Will I see a warning in EOS logs if ACL enforcement fails?

Not necessarily. The vulnerability manifests as silent policy non-enforcement: packets may be allowed or denied without generating alerts. Audit egress traffic explicitly by comparing observed flows against your ACL rules. Use NetFlow, syslog analysis, or packet capture on egress interfaces to verify that policies are applied as intended.

What is the difference between this issue and normal ACL misconfiguration?

This vulnerability is a software defect in Arista EOS, not a misconfiguration error. Even if your ACL rules are correctly written, the EOS kernel fails to enforce them when MACsec is active on the same port. Correctly configured ACLs will appear to not work; the bug is in the platform, not your policy logic.

Is this vulnerability exploitable remotely without network access?

The CVSS vector lists AV:N (Network-Accessible), but practical exploitation depends on your network topology. An external attacker would need to send traffic destined for egress filtering. In-network or network-adjacent attackers have clearer line of sight.
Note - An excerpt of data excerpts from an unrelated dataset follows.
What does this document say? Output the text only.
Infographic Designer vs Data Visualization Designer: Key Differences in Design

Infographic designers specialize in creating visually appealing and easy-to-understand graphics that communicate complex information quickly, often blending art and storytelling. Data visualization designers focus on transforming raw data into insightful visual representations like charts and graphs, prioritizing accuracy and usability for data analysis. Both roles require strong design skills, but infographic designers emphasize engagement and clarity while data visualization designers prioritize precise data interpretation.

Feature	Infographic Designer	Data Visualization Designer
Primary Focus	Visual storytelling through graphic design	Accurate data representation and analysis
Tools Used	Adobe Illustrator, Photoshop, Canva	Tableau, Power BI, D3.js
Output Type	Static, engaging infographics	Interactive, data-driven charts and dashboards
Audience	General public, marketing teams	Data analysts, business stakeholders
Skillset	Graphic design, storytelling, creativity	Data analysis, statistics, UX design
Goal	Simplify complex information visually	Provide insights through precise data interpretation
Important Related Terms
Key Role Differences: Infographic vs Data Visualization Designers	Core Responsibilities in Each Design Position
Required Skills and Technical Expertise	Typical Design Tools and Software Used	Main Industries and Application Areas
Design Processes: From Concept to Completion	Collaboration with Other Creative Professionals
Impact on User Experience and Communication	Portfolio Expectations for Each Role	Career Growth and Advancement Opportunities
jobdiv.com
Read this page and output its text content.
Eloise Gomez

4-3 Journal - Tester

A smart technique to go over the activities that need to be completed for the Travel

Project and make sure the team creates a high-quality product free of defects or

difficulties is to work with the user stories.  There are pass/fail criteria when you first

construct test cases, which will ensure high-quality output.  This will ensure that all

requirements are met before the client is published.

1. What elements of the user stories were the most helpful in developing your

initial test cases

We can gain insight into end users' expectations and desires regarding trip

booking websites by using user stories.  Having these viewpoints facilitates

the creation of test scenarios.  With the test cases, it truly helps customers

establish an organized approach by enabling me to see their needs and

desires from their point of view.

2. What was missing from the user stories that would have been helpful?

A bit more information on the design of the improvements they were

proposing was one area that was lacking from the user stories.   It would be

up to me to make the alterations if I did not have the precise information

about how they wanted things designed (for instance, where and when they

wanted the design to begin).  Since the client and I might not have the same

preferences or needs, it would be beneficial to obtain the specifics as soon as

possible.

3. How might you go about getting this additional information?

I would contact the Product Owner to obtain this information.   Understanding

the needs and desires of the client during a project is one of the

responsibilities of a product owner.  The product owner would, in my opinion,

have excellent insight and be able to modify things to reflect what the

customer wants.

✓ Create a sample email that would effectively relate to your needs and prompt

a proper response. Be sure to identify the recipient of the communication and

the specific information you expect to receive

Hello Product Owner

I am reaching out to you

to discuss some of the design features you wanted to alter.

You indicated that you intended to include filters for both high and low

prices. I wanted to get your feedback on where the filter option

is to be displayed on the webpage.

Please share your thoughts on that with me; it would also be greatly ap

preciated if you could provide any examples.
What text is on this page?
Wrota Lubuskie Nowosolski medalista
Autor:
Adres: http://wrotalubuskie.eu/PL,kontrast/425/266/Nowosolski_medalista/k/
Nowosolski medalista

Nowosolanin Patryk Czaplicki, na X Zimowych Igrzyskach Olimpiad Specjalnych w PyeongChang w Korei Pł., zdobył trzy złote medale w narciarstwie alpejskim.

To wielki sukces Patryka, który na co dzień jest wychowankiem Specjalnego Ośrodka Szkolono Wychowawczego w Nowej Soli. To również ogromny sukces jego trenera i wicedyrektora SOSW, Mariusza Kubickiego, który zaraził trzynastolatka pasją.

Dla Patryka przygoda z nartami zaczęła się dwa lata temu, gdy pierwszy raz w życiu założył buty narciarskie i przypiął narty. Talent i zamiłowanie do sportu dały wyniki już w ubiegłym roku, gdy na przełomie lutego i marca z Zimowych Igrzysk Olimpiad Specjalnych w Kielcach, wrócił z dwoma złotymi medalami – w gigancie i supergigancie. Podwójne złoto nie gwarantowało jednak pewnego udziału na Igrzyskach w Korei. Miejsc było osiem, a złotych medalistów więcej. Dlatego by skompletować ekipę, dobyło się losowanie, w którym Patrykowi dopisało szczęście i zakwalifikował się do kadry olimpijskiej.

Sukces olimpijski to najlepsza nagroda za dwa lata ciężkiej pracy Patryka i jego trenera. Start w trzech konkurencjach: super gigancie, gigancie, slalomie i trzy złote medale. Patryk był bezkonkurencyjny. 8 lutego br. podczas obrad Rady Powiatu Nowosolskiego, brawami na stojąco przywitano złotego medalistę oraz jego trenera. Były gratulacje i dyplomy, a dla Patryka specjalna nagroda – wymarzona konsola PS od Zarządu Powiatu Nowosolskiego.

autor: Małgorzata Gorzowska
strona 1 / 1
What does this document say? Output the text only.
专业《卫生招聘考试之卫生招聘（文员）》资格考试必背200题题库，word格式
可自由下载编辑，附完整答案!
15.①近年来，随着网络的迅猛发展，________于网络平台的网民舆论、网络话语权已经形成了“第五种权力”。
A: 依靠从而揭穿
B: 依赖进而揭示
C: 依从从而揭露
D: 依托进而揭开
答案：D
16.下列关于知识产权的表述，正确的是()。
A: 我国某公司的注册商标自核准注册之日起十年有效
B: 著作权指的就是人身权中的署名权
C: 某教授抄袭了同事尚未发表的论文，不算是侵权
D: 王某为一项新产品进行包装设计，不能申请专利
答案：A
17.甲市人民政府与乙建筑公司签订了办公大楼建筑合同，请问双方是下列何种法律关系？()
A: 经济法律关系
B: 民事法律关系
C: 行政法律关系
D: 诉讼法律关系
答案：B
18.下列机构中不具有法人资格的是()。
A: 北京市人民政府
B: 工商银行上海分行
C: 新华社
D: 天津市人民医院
The vulnerability does not require authentication, but the attacker must be able to send packets toward your EOS device and observe or benefit from the policy bypass.

This analysis is based on the CVE record and publicly available vendor information as of the publication date. No exploit code or proof-of-concept is provided. Organizations should verify patch availability and applicability with Arista before assuming specific versions are affected or resolved. This vulnerability is not currently listed in CISA's Known Exploited Vulnerabilities catalog. Security decisions should incorporate your organization's risk tolerance, network architecture, and compliance requirements. Source: NVD (public-domain), retrieved 2026-07-07. Analysis generated by SEC.co (claude-haiku-4-5).